AECの発足に代表されるようにレベルの差はあるものの各国の経済力が上向いている。
世界中の情報にオンラインでアクセスする環境も急ピッチで整備されている。
世界中の音楽をフラットに聴けるし、音楽制作に使うコンピュータを普通に買える時代になった。
どの国の英語力も日本より高いし、若いミュージシャンは苦労することなく、どんどん世界と交信していくことになるのだろう。
この8月、私イチオシのタイのバンド、GYM AND SWIMがデビューアルバム’SEA SICK’をリリースした。
GYM AND SWIM / SEA SICK (Parinam Music)
BrutusでインドネシアのバンドIKKUBARUが紹介されたこともあって比較対象になるかもしれない。

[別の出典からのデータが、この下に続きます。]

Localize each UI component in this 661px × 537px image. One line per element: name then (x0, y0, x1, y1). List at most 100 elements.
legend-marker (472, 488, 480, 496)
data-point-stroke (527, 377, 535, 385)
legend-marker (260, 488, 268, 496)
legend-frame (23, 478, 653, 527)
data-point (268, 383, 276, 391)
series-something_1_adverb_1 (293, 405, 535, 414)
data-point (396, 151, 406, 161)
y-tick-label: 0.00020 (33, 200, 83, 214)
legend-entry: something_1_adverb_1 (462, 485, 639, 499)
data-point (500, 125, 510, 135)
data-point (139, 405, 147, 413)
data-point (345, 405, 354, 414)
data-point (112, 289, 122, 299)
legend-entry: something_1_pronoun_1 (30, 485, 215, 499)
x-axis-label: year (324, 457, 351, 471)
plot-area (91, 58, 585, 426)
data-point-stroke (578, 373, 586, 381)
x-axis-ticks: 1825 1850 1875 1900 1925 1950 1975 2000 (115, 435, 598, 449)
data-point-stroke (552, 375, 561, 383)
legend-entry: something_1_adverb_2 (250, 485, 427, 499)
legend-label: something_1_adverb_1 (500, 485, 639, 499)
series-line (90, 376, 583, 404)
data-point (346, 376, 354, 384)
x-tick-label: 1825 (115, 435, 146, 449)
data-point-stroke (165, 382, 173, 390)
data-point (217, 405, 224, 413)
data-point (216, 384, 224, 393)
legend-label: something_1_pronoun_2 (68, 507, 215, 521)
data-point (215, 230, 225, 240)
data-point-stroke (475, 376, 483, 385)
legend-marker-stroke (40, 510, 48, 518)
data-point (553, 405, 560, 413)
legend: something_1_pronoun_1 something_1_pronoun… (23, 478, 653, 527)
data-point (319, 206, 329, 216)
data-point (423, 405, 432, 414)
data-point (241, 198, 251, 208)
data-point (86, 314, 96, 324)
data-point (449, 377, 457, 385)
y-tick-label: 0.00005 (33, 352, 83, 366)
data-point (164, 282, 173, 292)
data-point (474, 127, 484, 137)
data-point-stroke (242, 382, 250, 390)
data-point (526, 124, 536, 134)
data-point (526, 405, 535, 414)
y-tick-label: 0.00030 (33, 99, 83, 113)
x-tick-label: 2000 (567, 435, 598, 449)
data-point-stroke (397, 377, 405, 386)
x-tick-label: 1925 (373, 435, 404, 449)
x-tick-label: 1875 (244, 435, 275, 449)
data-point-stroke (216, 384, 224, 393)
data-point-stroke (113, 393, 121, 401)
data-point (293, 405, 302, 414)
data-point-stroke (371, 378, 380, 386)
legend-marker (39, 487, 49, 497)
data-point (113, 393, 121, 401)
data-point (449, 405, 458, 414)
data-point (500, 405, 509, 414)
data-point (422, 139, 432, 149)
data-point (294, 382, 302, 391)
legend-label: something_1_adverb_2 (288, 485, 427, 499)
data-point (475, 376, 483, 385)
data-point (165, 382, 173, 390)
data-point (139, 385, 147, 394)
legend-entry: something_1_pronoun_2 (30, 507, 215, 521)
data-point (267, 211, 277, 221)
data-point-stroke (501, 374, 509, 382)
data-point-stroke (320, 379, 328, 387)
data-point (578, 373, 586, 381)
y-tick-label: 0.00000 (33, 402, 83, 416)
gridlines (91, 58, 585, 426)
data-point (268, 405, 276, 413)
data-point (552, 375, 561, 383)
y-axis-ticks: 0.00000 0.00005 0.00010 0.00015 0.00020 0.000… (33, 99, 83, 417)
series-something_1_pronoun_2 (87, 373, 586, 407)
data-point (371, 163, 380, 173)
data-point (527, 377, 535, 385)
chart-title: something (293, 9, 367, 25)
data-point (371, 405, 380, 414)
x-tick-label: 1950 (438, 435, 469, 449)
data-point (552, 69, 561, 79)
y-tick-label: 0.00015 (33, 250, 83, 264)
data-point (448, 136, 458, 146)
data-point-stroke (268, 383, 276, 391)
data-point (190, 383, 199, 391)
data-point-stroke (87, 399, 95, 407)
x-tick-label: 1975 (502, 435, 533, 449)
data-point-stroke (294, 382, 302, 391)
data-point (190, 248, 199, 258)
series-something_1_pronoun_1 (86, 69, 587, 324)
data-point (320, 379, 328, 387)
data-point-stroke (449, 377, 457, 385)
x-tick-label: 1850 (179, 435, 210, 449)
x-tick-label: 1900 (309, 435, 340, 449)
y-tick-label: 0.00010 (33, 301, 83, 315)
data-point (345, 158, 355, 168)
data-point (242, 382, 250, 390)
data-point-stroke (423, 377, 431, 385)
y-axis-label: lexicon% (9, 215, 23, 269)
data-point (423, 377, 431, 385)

でも、同列で語れないユニークさがこのバンドにはあると思う。
IKKUBARUは日本のシティポップからの影響を受け、楽曲もオシャレ。
GYM AND SWIMの音は、もっと様々な要素がミックスされている感じ。
チープな音色のシンセサイザー、南国を感じる独特なギターピッキングやラナートのシーケンス、タイのバンド特有の柔かい質感のメロディーとヴォーカルワーク。これらがバランスよく重なり合い、人懐っこさのある独特なバンドサウンドに仕上がっている。
80’s New Waveのようなリバーブ感、音の隙間感も印象的だ。
2年前から注目してきたが、これまで作品のリリースはとてもスローペースだった。
でも、時間をかけた分、素晴らしいアルバムに仕上がったと思う。